* Por Flávio Di Cola, direto de Veneza
A competição pelos olhares do público mundial no Festival de Cinema de Veneza tem sido particularmente dura nesta edição. Uma cascata de mega acontecimentos perturba desagradavelmente a primazia do mundo do cinema concentrado na praia do Lido: o barril de pólvora ucraniano prestes a explodir a qualquer momento nas barbas da Europa ocidental que – no seu flanco mediterrâneo – também se vê atacada pelos tenebrosos “barcos da morte” com pencas de migrantes em fuga da miséria africana e a Itália se ressentindo de ser a única potência européia a enfrentar o problema de frente. Com tanta má notícia, por que não celebrar o casamento oficial de Brad Pitt com Angelina Jolie num castelo de sonhos no sul da França? O casal Brangelina, o mais célebre do planeta – depois da lendária dupla Liz Taylor-Richard Burton dos anos 1960 –, pode ser “politicamente correto”, mas também sabe apreciar a deliciosa privacidade que só a Provença garante para essa cerimônia de reafirmação dos votos de nove anos de companheirismo e seis filhos.
Mas o povo do cinema instalado em Veneza não precisa olhar para longe a fim de perceber os sinais de uma grande tormenta, pois estes já chegaram e atingiram a própria Mostra de duas formas contraditórias. De um lado, o Festival de Cinema é celebrado como um dos poucos eventos positivos da vida pública da região vêneta, mergulhada em gravíssima crise político-governamental devido a escândalos recentes de corrupção envolvendo importantes parcelas da sua classe dirigente, a ponto dessa festa cinematográfica ter sido elevada à categoria de “pilar institucional” e de representante das qualidades que ainda projetam positivamente a Itália no mundo, segundo palavras do próprio presidente da nação Giorgio Napolitano na noite de abertura da mostra. O importante jornal romano “La Repubblica” chegou a sondar o presidente da Bienal de Cinema de Veneza, Paolo Baratta, para extrair a confirmação de que por trás do comentário de Napolitano haveria a insinuação de que ele tentaria a carreira política a fim de ajudar a desatar o imbroglio institucional veneziano, o que foi terminantemente desmentido por Baratta. Pois é: cinema e política estão se misturando inesperadamente nas areias quentes da praia do Lido!

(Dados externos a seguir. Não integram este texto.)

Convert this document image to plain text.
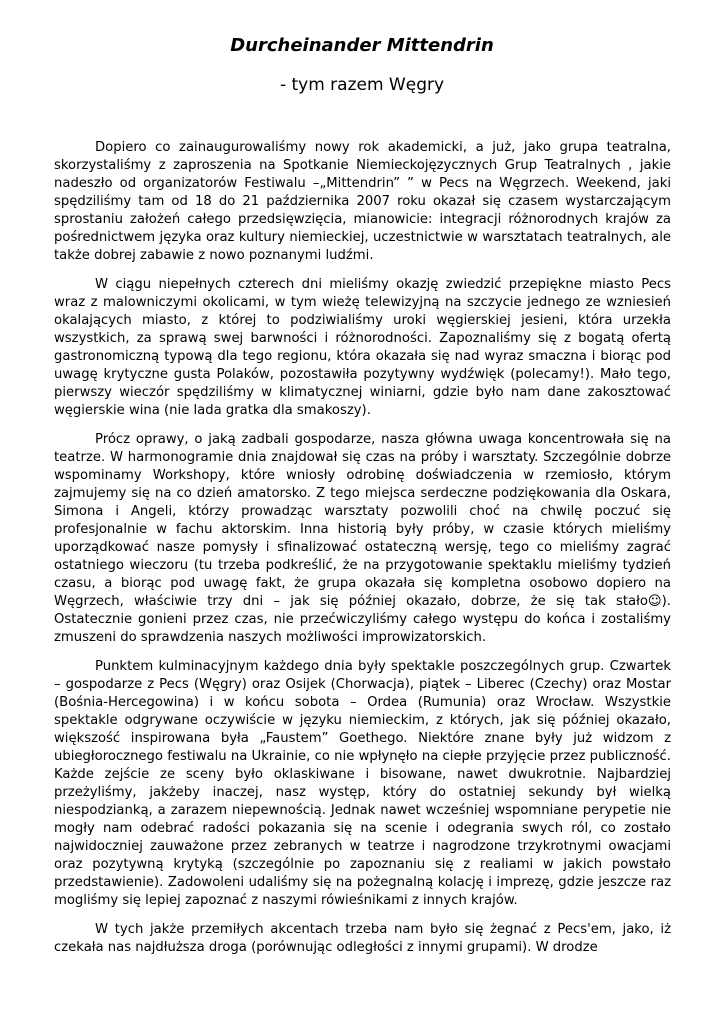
Durcheinander Mittendrin
- tym razem Węgry

Dopiero co zainaugurowaliśmy nowy rok akademicki, a już, jako grupa teatralna, skorzystaliśmy z zaproszenia na Spotkanie Niemieckojęzycznych Grup Teatralnych , jakie nadeszło od organizatorów Festiwalu –„Mittendrin” ” w Pecs na Węgrzech. Weekend, jaki spędziliśmy tam od 18 do 21 października 2007 roku okazał się czasem wystarczającym sprostaniu założeń całego przedsięwzięcia, mianowicie: integracji różnorodnych krajów za pośrednictwem języka oraz kultury niemieckiej, uczestnictwie w warsztatach teatralnych, ale także dobrej zabawie z nowo poznanymi ludźmi.

W ciągu niepełnych czterech dni mieliśmy okazję zwiedzić przepiękne miasto Pecs wraz z malowniczymi okolicami, w tym wieżę telewizyjną na szczycie jednego ze wzniesień okalających miasto, z której to podziwialiśmy uroki węgierskiej jesieni, która urzekła wszystkich, za sprawą swej barwności i różnorodności. Zapoznaliśmy się z bogatą ofertą gastronomiczną typową dla tego regionu, która okazała się nad wyraz smaczna i biorąc pod uwagę krytyczne gusta Polaków, pozostawiła pozytywny wydźwięk (polecamy!). Mało tego, pierwszy wieczór spędziliśmy w klimatycznej winiarni, gdzie było nam dane zakosztować węgierskie wina (nie lada gratka dla smakoszy).

Prócz oprawy, o jaką zadbali gospodarze, nasza główna uwaga koncentrowała się na teatrze. W harmonogramie dnia znajdował się czas na próby i warsztaty. Szczególnie dobrze wspominamy Workshopy, które wniosły odrobinę doświadczenia w rzemiosło, którym zajmujemy się na co dzień amatorsko. Z tego miejsca serdeczne podziękowania dla Oskara, Simona i Angeli, którzy prowadząc warsztaty pozwolili choć na chwilę poczuć się profesjonalnie w fachu aktorskim. Inna historią były próby, w czasie których mieliśmy uporządkować nasze pomysły i sfinalizować ostateczną wersję, tego co mieliśmy zagrać ostatniego wieczoru (tu trzeba podkreślić, że na przygotowanie spektaklu mieliśmy tydzień czasu, a biorąc pod uwagę fakt, że grupa okazała się kompletna osobowo dopiero na Węgrzech, właściwie trzy dni – jak się później okazało, dobrze, że się tak stało☺). Ostatecznie gonieni przez czas, nie przećwiczyliśmy całego występu do końca i zostaliśmy zmuszeni do sprawdzenia naszych możliwości improwizatorskich.

Punktem kulminacyjnym każdego dnia były spektakle poszczególnych grup. Czwartek – gospodarze z Pecs (Węgry) oraz Osijek (Chorwacja), piątek – Liberec (Czechy) oraz Mostar (Bośnia-Hercegowina) i w końcu sobota – Ordea (Rumunia) oraz Wrocław. Wszystkie spektakle odgrywane oczywiście w języku niemieckim, z których, jak się później okazało, większość inspirowana była „Faustem” Goethego. Niektóre znane były już widzom z ubiegłorocznego festiwalu na Ukrainie, co nie wpłynęło na ciepłe przyjęcie przez publiczność. Każde zejście ze sceny było oklaskiwane i bisowane, nawet dwukrotnie. Najbardziej przeżyliśmy, jakżeby inaczej, nasz występ, który do ostatniej sekundy był wielką niespodzianką, a zarazem niepewnością. Jednak nawet wcześniej wspomniane perypetie nie mogły nam odebrać radości pokazania się na scenie i odegrania swych ról, co zostało najwidoczniej zauważone przez zebranych w teatrze i nagrodzone trzykrotnymi owacjami oraz pozytywną krytyką (szczególnie po zapoznaniu się z realiami w jakich powstało przedstawienie). Zadowoleni udaliśmy się na pożegnalną kolację i imprezę, gdzie jeszcze raz mogliśmy się lepiej zapoznać z naszymi rówieśnikami z innych krajów.

W tych jakże przemiłych akcentach trzeba nam było się żegnać z Pecs'em, jako, iż czekała nas najdłuższa droga (porównując odległości z innymi grupami). W drodze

Por outro lado, conforme as jornadas cinematográficas vão se sucedendo, fica cada vez mais claro que a Mostra de Veneza está se ressentindo da concorrência de duas outras vitrines do cinema mundial: o Toronto International Film Festival – TIFF para os íntimos – que começa no próximo dia 4 de setembro, e o fenômeno exótico do Telluride Film Festival Show, que ocorreu entre sexta (29/8) e segunda-feira (1/9) passadas num quase vilarejo perdido entre as montanhas do estado do Colorado, Estados Unidos. São para esses palcos que a indústria audiovisual norte-americana reservou a exposição inicial das suas principais e mais recentes apostas: as esperadíssimas obras de David Fincher, Paul Thomas Anderson e Mike Leigh, além dos lançamentos da super poderosa produtora Weinstein Co. O engraçado – ou o terrível – disso tudo é que Telluride e Toronto também se rivalizam ferozmente. Realmente, a indústria dos festivais de cinema não é para amadores ou para gente muito sensível!

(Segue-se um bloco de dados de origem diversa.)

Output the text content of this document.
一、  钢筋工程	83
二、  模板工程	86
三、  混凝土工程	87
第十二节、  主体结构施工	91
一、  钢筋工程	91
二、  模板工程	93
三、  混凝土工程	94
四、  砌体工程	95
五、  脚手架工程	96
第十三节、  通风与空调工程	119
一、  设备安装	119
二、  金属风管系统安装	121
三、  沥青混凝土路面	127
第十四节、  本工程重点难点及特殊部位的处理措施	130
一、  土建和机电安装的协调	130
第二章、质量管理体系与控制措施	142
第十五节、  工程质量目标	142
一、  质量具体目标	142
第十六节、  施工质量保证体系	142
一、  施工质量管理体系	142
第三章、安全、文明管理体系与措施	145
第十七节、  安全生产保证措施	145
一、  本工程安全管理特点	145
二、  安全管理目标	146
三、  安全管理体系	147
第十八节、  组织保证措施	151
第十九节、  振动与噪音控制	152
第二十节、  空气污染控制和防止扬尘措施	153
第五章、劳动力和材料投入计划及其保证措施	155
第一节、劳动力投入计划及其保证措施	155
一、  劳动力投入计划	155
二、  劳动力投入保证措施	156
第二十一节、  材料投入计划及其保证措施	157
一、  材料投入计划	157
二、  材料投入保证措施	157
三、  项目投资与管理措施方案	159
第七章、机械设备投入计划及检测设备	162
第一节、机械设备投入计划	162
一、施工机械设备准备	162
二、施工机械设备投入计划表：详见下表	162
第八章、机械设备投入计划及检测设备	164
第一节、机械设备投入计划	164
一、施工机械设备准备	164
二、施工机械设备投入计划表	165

E claro que a imprensa especializada norte-americana presente em Veneza é a que mais gosta de lembrar aos italianos que os grandes dias do mais antigo festival mundial de cinema já se foram. Por exemplo, a bíblia do mundo do espetáculo “Variety” teve a audácia de fazer circular aqui um material promocional em que publica uma foto de Federico Fellini chegando numa lancha ao Festival de Veneza de 1983, mencionando que nessa mesma edição da mostra estavam presentes Michelangelo Antonioni, Robert Altman, Costa-Gravas, Andzrej Wajda e Alain Resnais. Bem, eis aí um elenco de gênios que não só Veneza como nenhum outro festival do mundo vai conseguir reunir de novo, até por que estão quase “tutti morti” e a concepção de cinema como “grande arte” autoral está passando por um sério questionamento nesta era do digital e da supremacia dos efeitos especiais essencialmente tecnológicos. Portanto, é um tanto ridículo outro importante veículo americano, como “The Hollywood Reporter”, publicar a opinião deslumbrada de uma frequentadora do festival de Telluride de que lá é possível se deparar com a “filha de Candice Bergen tomando uma limonada enquanto espera o início de uma seção”. Francamente…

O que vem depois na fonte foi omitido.